Mining the pharmacogenomics literature—a survey of the state of the art by Udo Hahn, K. Bretonnel Cohen, and Yael Garten. (Brief Bioinform (2012) 13 (4): 460-494. doi: 10.1093/bib/bbs018)
This article surveys efforts on text mining of the pharmacogenomics literature, mainly from the period 2008 to 2011. Pharmacogenomics (or pharmacogenetics) is the field that studies how human genetic variation impacts drug response. Therefore, publications span the intersection of research in genotypes, phenotypes and pharmacology, a topic that has increasingly become a focus of active research in recent years. This survey covers efforts dealing with the automatic recognition of relevant named entities (e.g. genes, gene variants and proteins, diseases and other pathological phenomena, drugs and other chemicals relevant for medical treatment), as well as various forms of relations between them. A wide range of text genres is considered, such as scientific publications (abstracts, as well as full texts), patent texts and clinical narratives. We also discuss infrastructure and resources needed for advanced text analytics, e.g. document corpora annotated with corresponding semantic metadata (gold standards and training data), biomedical terminologies and ontologies providing domain-specific background knowledge at different levels of formality and specificity, software architectures for building complex and scalable text analytics pipelines and Web services grounded to them, as well as comprehensive ways to disseminate and interact with the typically huge amounts of semiformal knowledge structures extracted by text mining tools.
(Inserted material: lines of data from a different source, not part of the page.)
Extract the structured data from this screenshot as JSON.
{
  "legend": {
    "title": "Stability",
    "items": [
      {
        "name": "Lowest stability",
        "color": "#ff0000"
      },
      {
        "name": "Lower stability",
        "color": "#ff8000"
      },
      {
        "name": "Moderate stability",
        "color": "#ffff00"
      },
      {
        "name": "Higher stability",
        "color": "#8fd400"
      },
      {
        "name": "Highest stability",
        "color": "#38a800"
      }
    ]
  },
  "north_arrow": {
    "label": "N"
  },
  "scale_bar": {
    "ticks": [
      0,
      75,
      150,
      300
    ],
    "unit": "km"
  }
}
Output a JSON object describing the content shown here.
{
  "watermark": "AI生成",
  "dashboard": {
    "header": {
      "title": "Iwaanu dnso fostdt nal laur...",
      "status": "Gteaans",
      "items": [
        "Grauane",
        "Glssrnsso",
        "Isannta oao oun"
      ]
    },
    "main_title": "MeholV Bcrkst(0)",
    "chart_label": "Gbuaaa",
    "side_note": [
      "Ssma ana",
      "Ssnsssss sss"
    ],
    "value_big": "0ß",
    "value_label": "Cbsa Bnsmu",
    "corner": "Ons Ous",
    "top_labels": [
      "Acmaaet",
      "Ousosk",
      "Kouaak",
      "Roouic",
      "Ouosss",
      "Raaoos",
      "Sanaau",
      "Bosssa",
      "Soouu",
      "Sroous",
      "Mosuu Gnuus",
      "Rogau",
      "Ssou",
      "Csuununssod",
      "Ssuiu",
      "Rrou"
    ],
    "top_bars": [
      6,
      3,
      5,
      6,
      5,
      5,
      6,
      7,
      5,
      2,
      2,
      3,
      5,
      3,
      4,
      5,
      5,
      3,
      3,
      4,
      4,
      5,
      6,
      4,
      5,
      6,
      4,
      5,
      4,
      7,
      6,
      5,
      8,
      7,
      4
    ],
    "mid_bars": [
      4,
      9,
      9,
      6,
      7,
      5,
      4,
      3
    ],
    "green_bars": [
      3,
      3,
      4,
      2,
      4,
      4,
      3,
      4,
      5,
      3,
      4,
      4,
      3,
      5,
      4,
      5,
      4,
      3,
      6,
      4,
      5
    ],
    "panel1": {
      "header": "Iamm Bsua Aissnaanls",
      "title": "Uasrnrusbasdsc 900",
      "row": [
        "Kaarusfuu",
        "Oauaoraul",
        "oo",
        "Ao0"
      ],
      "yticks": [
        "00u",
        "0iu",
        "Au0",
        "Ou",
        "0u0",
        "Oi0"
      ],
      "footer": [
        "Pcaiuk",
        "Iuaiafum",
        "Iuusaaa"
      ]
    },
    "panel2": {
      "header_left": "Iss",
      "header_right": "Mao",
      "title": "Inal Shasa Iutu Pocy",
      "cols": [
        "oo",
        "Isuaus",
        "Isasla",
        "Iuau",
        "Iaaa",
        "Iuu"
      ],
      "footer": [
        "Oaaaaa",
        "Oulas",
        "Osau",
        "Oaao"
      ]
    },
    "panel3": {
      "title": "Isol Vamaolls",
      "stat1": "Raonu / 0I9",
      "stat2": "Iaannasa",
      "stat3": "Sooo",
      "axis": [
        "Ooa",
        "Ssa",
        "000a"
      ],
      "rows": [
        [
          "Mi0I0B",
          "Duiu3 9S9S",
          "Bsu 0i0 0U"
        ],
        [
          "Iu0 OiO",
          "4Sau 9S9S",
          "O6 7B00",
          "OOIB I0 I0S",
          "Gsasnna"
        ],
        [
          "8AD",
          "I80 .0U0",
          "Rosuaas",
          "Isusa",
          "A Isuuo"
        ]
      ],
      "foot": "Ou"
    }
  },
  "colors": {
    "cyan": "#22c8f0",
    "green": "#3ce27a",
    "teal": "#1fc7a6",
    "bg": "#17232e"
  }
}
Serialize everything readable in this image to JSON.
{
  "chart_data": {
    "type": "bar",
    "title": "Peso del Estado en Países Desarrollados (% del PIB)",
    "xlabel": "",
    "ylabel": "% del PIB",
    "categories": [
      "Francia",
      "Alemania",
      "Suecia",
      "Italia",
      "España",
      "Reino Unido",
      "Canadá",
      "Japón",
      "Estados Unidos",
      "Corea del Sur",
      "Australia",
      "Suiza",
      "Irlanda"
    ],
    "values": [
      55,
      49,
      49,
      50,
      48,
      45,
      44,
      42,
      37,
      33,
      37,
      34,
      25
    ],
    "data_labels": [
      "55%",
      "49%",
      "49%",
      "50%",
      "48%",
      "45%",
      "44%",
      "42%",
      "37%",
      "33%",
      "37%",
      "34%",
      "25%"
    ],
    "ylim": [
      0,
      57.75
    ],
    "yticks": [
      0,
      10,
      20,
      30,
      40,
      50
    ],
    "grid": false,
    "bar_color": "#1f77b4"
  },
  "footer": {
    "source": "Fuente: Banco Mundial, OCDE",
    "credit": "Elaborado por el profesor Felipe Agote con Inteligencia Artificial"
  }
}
Finally, we consider some of the novel applications that have already been developed in the field of pharmacogenomic text mining and point out perspectives for future research.
At thirty-six (36) pages and well over 200 references, this is going to take a while to digest.
Some questions to be thinking about while reading:
How are entity recognition issues same/different?
What techniques have you seen before? How different/same?
What other techniques would you suggest?